Bagdá - A polícia iraquiana deteve neste domingo, no norte do Iraque, um dos ex-responsáveis iraquianos mais procurados, Mohamed Zimam al Razzak Al-Saadun, chefe do Partido Baath, informou o chefe da polícia.
''Uma força especial da polícia realizou domingo, às 14h00 locais (8 horas de Brasília) uma operação contra a casa de Mohammad al Razzak, no bairro as-Saidiya (sul de Bagdá), onde morava com sua esposa e filho'', disse o general Ahmad Kazem Ibrahim, durante entrevista coletiva à qual também esteve presente o general americano Mark Kimmitt, subchefe das operações militares da coalizão.
''Razzak foi detido com seu filho e um grupo de pessoas. Seu filho foi posto em liberdade mais tarde'', acrescentou.
''Há um tempo, recebemos informações sobre uma pessoa que se fazia chamar Raed e procurava armas e passaportes falsos. Depois soubemos que se tratava de Hammam, o filho de al Razzak'', disse o general Ibrahim, que também é vice-ministro do Interior.
Ao ser perguntado sobre as razões da libertação de Hammam, o general respondeu: ''Pusemos seu filho em liberdade porque não está na lista dos 55. Seu objetivo não eram as armas, mas os passaportes. Queria fazer seu pai sair do país''.
Segundo o chefe da polícia, ''al Razzak forneceu à polícia informações sobre os lugares onde se escondia e as pessoas com quem cooperava''.

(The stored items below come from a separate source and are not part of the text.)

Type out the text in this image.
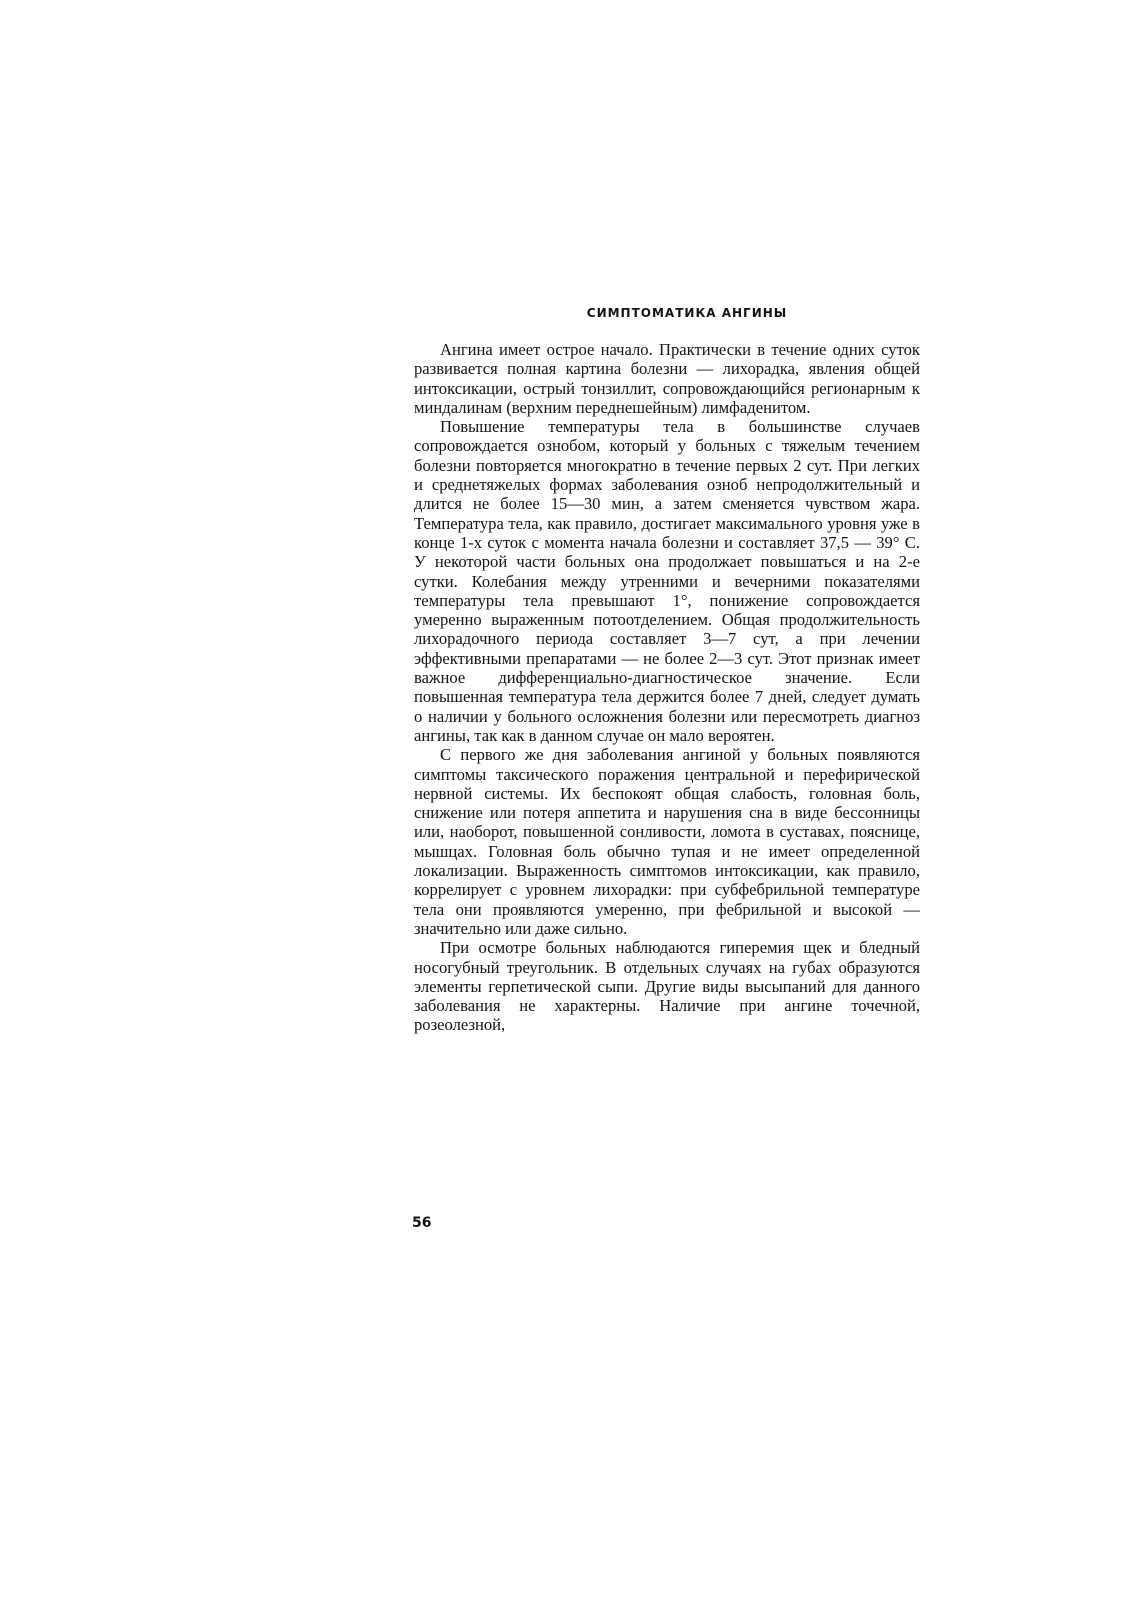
СИМПТОМАТИКА АНГИНЫ

Ангина имеет острое начало. Практически в течение одних суток развивается полная картина болезни — лихорадка, явления общей интоксикации, острый тонзиллит, сопровождающийся регионарным к миндалинам (верхним переднешейным) лимфаденитом.

Повышение температуры тела в большинстве случаев сопровождается ознобом, который у больных с тяжелым течением болезни повторяется многократно в течение первых 2 сут. При легких и среднетяжелых формах заболевания озноб непродолжительный и длится не более 15—30 мин, а затем сменяется чувством жара. Температура тела, как правило, достигает максимального уровня уже в конце 1-х суток с момента начала болезни и составляет 37,5 — 39° С. У некоторой части больных она продолжает повышаться и на 2-е сутки. Колебания между утренними и вечерними показателями температуры тела превышают 1°, понижение сопровождается умеренно выраженным потоотделением. Общая продолжительность лихорадочного периода составляет 3—7 сут, а при лечении эффективными препаратами — не более 2—3 сут. Этот признак имеет важное дифференциально-диагностическое значение. Если повышенная температура тела держится более 7 дней, следует думать о наличии у больного осложнения болезни или пересмотреть диагноз ангины, так как в данном случае он мало вероятен.

С первого же дня заболевания ангиной у больных появляются симптомы таксического поражения центральной и перефирической нервной системы. Их беспокоят общая слабость, головная боль, снижение или потеря аппетита и нарушения сна в виде бессонницы или, наоборот, повышенной сонливости, ломота в суставах, пояснице, мышцах. Головная боль обычно тупая и не имеет определенной локализации. Выраженность симптомов интоксикации, как правило, коррелирует с уровнем лихорадки: при субфебрильной температуре тела они проявляются умеренно, при фебрильной и высокой — значительно или даже сильно.

При осмотре больных наблюдаются гиперемия щек и бледный носогубный треугольник. В отдельных случаях на губах образуются элементы герпетической сыпи. Другие виды высыпаний для данного заболевания не характерны. Наличие при ангине точечной, розеолезной,

56
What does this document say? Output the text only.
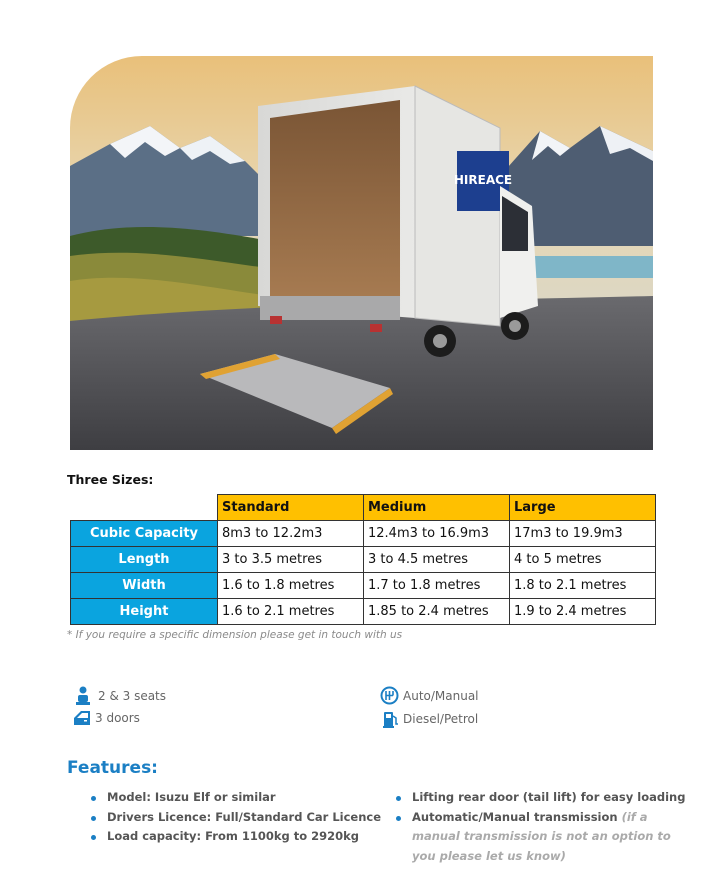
HIREACE
Three Sizes:
	Standard	Medium	Large
Cubic Capacity	8m3 to 12.2m3	12.4m3 to 16.9m3	17m3 to 19.9m3
Length	3 to 3.5 metres	3 to 4.5 metres	4 to 5 metres
Width	1.6 to 1.8 metres	1.7 to 1.8 metres	1.8 to 2.1 metres
Height	1.6 to 2.1 metres	1.85 to 2.4 metres	1.9 to 2.4 metres
* If you require a specific dimension please get in touch with us
2 & 3 seats
3 doors
Auto/Manual
Diesel/Petrol
Features:
Model: Isuzu Elf or similar
Drivers Licence: Full/Standard Car Licence
Load capacity: From 1100kg to 2920kg
Lifting rear door (tail lift) for easy loading
Automatic/Manual transmission (if a manual transmission is not an option to you please let us know)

''É uma detenção muito especial porque foi realizada pela polícia iraquiana sozinha'', destacou.
Segundo a rede de televisão catariana Al Jazeera, o ex-chefe do Partido Baath para as províncias de Nínive e Tamim (norte) foi capturado ''por membros das forças especiais iraquianas, graças a informações fornecidas por iraquianos, depois de uma perseguição de 10 dias''.
Ele estava na 41 posição da lista dos ex-responsáveis iraquianos mais procurados pelas forças da coalizão. O general Kimmitt disse à AFP que o prisioneiro ''estava nas mãos da coalizão''.
Com esta captura, 11 das 55 personalidades iraquianas mais procuradas pelos Estados Unidos continuam foragidos.
Entre elas está Ezzat Ibrahim, ex-número dois do regime do ex-presidente Saddam Hussein.
Após a prisão de um dos ex-responsáveis iraquianos mais procurados pelos Estados Unidos, Mohamed Zimam al Razzak, chefe do dissolvido Partido Baath para a região de Tamin (norte), anunciado no domingo pelo ministério do Interior, continuam foragidos 11 das 55 personalidades iraquianas incluídas na ''lista negra'' criada pelos americanos após a ocupação do Iraque.